Iva Morill just turned 81. She has owned a frame duplex in southwest Hartford since 1945. Last July the bad news came. Her taxes were delinquent by more than $1,000. On an annual income of $2,080, how could she pay up? Without children, and wheelchair-bound for 25 years, Iva Morill had expected the notice. "I would lie in bed at night, worrying about my taxes."
Now Iva, in a crisp, fresh, lavender dress, is sitting in her small, neat-as-a-pin duplex. "Something about the in-kind program came with the tax notice. I hadn't worked since I had been in the wheelchair, but I knew I could." Iva is dark-haired, feisty and determined. She went to city hall, hired on as a tax division clerk, particularly to process parking tickets.
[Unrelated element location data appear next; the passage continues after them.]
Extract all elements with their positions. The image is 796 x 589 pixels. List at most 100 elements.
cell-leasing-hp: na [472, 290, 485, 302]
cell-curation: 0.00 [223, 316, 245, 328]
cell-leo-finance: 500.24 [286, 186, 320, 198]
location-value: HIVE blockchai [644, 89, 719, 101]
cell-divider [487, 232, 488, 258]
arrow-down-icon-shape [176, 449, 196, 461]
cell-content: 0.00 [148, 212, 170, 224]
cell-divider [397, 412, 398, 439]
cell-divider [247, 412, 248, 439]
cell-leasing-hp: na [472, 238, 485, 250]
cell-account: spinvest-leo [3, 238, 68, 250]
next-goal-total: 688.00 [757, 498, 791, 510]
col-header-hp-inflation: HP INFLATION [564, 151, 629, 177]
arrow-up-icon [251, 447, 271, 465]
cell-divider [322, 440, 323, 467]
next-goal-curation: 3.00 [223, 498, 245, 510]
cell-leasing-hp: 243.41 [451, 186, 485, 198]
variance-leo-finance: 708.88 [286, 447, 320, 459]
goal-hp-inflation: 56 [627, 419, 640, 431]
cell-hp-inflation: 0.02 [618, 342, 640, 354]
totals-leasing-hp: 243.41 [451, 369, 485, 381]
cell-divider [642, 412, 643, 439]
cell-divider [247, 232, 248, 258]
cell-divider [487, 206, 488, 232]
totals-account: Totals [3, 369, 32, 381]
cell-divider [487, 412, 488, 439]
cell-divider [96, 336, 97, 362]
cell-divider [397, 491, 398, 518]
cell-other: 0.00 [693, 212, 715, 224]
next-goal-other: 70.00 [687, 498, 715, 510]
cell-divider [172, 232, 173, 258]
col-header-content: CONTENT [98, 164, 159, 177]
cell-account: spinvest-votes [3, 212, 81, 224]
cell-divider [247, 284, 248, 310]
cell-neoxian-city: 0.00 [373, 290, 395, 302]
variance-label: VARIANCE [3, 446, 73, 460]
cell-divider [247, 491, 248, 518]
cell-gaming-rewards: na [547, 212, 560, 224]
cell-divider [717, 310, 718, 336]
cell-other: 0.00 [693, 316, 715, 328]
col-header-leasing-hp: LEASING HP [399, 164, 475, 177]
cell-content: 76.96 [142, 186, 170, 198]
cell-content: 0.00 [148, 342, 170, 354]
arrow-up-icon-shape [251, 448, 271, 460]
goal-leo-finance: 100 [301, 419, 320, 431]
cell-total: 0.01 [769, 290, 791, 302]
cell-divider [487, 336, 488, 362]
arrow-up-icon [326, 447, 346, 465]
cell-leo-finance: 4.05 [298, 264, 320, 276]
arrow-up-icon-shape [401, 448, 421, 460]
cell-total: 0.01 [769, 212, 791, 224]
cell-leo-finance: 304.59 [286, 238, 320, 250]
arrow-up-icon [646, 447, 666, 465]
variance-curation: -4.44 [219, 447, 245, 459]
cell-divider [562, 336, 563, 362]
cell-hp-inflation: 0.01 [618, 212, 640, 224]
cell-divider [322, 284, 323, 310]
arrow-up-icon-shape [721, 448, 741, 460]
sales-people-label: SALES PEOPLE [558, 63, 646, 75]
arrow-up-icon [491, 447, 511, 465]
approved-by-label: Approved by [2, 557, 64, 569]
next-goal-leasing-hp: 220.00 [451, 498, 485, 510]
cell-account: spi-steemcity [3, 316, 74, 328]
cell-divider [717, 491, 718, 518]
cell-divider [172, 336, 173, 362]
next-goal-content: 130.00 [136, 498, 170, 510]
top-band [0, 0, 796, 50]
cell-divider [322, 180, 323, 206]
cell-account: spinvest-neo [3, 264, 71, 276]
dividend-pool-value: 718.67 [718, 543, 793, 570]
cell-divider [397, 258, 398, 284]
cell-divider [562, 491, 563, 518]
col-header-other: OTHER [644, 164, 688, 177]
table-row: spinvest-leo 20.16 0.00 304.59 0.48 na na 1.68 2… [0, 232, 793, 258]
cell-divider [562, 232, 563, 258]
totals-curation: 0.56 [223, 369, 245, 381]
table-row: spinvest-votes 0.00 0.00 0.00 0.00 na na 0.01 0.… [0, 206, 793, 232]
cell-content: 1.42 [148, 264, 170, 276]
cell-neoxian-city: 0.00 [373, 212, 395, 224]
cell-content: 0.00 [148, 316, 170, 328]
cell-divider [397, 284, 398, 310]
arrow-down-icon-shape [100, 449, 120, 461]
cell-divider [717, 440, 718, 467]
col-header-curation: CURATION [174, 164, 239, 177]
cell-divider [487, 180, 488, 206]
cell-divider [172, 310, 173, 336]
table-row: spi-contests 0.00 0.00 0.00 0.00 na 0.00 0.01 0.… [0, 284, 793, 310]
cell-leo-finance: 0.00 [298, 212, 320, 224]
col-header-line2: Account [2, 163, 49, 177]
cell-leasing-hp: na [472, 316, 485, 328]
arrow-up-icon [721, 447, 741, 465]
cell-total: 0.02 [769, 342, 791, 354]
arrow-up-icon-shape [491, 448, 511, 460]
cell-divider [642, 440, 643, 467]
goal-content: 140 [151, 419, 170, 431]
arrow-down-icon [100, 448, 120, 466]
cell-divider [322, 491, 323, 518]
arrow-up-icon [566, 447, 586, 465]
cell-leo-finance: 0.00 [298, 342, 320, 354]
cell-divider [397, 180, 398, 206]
When Hargreaves offered to have her picked up and returned home each day, Iva rebelled: "I'll take care of myself." An independent Vermont Yankee, she drives her own car.
"I enjoyed the work," says Iva, who has already knocked off $1,000 of her indebtedness at $4.30 an hour. "I felt good about working." Before a spinal injury incapacitated her, she was a nurse and a census enumerator. Afterward no one would hire her. "Lots of people who are capable of working don't get the opportunity," she says. Except for a pet rabbit named Kortina, she lives alone. The linoleum floors in her living room gleam. The white curtains above the radiator seem to have just come from the wash and the ironing board. "I'm going to do more work for the city," she says proudly. "I wish more people in more towns could do the same thing."
"Cities should not be in the business kicking people out of their homes," says Hargreaves. If Hartford were in that business, Doris Guiheen, 50, would no longer live in her tiny home with the white, sun-blistered shutters and the green clapboard siding. She is divorced and hard of hearing, and her arm movement is restricted. She was $6,000 in arrears when the tax notice came.